Am nächsten Tag rief Karl Karl in der Sparkasse an und sagte ihm er gebe sein Jagdrevier auf. Ob es Karl übernehme – fragte er. Karl vergaß den Verkaufsauftrag eines Kunden.
Die Freude über das eigene Revier wurde durch den unberechenbaren Wind getrübt. Ab Februar blieben ihm nur Schwarzwild und Böcke. Schmalspießer, Hirsche und Ricken hatten Schonzeit. Eine Jagdsaison ohne ordentliches Gehörn! Nur wegen des Windes. Karl wollte seine Hochstände neu ausrichten zu lassen, kam aber, nachdem er den Kostenvoranschlag der Forstverwaltung sah, schnell davon ab. Es gab Sicherheitseinwände. Eine Straße da. Ein Wanderweg dort. Selbst die Hühnermastanlage war plötzlich sicherheitsrelevant.
Sein Budget, die Jagt betreffend, wollte er nicht überziehen, zumal seine Frau, die sich von ihm mittlerweile getrennt hatte, üppige Ansprüche geltend machte.
Da kein Ertrag durch verkauftes Wildbret zu erwarten war stand das für diesen Zweck eingerichtete Konto schon vor der Schonzeit tief im Roten. Er grübelte in seiner Dachkammer und fand keine Lösung des Windproblems. Karl war zuhause ausgezogen.

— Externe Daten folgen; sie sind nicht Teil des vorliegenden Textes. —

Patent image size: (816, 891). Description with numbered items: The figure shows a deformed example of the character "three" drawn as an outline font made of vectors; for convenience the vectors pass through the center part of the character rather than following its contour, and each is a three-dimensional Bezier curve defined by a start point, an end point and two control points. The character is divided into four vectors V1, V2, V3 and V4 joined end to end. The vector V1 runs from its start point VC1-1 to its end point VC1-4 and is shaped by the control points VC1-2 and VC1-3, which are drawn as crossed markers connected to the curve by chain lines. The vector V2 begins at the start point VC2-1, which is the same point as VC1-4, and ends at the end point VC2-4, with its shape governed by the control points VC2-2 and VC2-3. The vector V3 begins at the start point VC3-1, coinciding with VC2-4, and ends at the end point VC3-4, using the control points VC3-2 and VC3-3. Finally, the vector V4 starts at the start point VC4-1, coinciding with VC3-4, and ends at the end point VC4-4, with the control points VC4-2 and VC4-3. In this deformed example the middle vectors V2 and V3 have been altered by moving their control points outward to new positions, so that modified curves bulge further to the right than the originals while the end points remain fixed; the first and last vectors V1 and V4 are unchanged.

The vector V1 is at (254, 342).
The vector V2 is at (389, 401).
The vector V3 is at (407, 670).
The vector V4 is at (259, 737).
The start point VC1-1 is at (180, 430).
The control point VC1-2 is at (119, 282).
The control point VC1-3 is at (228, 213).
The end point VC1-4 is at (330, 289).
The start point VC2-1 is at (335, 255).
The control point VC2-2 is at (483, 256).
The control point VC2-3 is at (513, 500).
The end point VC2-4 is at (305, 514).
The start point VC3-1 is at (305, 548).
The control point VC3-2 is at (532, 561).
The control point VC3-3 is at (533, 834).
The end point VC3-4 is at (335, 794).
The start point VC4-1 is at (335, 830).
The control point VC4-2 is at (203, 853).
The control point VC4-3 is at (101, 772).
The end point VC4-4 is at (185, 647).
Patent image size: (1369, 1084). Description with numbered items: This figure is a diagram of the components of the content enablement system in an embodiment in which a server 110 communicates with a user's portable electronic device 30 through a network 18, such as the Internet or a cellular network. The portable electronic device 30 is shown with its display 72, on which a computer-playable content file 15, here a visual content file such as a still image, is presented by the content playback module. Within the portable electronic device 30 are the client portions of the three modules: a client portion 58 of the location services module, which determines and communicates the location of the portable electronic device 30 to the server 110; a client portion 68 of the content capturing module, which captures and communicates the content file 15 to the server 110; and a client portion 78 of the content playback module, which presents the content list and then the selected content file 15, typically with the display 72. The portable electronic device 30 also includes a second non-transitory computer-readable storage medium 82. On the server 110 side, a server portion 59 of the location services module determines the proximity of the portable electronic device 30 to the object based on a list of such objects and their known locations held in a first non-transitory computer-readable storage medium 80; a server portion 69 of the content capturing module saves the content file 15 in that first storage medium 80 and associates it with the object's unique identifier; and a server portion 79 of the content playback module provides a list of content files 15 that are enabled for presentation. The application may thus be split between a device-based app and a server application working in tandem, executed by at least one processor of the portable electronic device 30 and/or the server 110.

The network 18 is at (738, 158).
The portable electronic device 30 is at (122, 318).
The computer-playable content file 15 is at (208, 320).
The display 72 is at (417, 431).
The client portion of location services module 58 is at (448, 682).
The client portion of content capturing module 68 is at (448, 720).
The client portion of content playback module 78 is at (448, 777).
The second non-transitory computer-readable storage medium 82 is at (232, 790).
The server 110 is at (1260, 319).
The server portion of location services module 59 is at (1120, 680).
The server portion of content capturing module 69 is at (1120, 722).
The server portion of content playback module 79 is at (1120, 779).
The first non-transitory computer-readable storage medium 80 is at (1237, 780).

Der Karnevalsumzug brachte den Durchbruch. Karls Leben war gerettet. Er sah den Karnevalsprinzen auf einem Umzugswagen in einer Kiste mit Dach stehen, aus der er Karamelle warf. Ein fahrbarer Hochstand. Karl erinnerte sich an einen seiner Kunden, einen alten Stellmacher in Mammelzen, und beauftragte ihn seine Idee eines fahrbaren Hochstandes umzusetzen.
Gleich als Schonzeit zu Ende war, fuhr er seinen Hochstand Abend für Abend an den Wald und in den rechten Wind. Wählte saftig bewachsenen Lichtungen aus, und suchte die am intensivsten begangenen Wildwechsel seines Reviers. Schoß Schwarzwild in solchen Massen, das er noch nicht einmal die ihm allein zustehende Leber essen konnte.
Auch den vom niederen Haarwild benutzten Pass konnte er nun bequem bejagen und rare Feldhasen für gutes Geld an ein Gourmetrestaurant in Köln liefern.
Ernst lebte seit dem im Wald und war selten an seinem Schreibtisch zu sehen, weil er am Tag schlafen musste. Er hatte sich zum Meister des Delegierens entwickelt und dachte an Vorruhestand, als er fristlos entlassen wurde. Die Order, die er nicht ausführte, als Karl im sein Jagdrevier anbot, war der Grund. Sie betraf Lehmann-Zertifikate die kurze Zeit später wertlos verfielen. Auftraggeber war der Oberbürgermeister und Aufsichtsratsvorsitzende der Kreissparkasse.
Seitdem sieht man Karl, seien Hochstand im Schlepp, Abend für Abend im Westerwald herumfahren.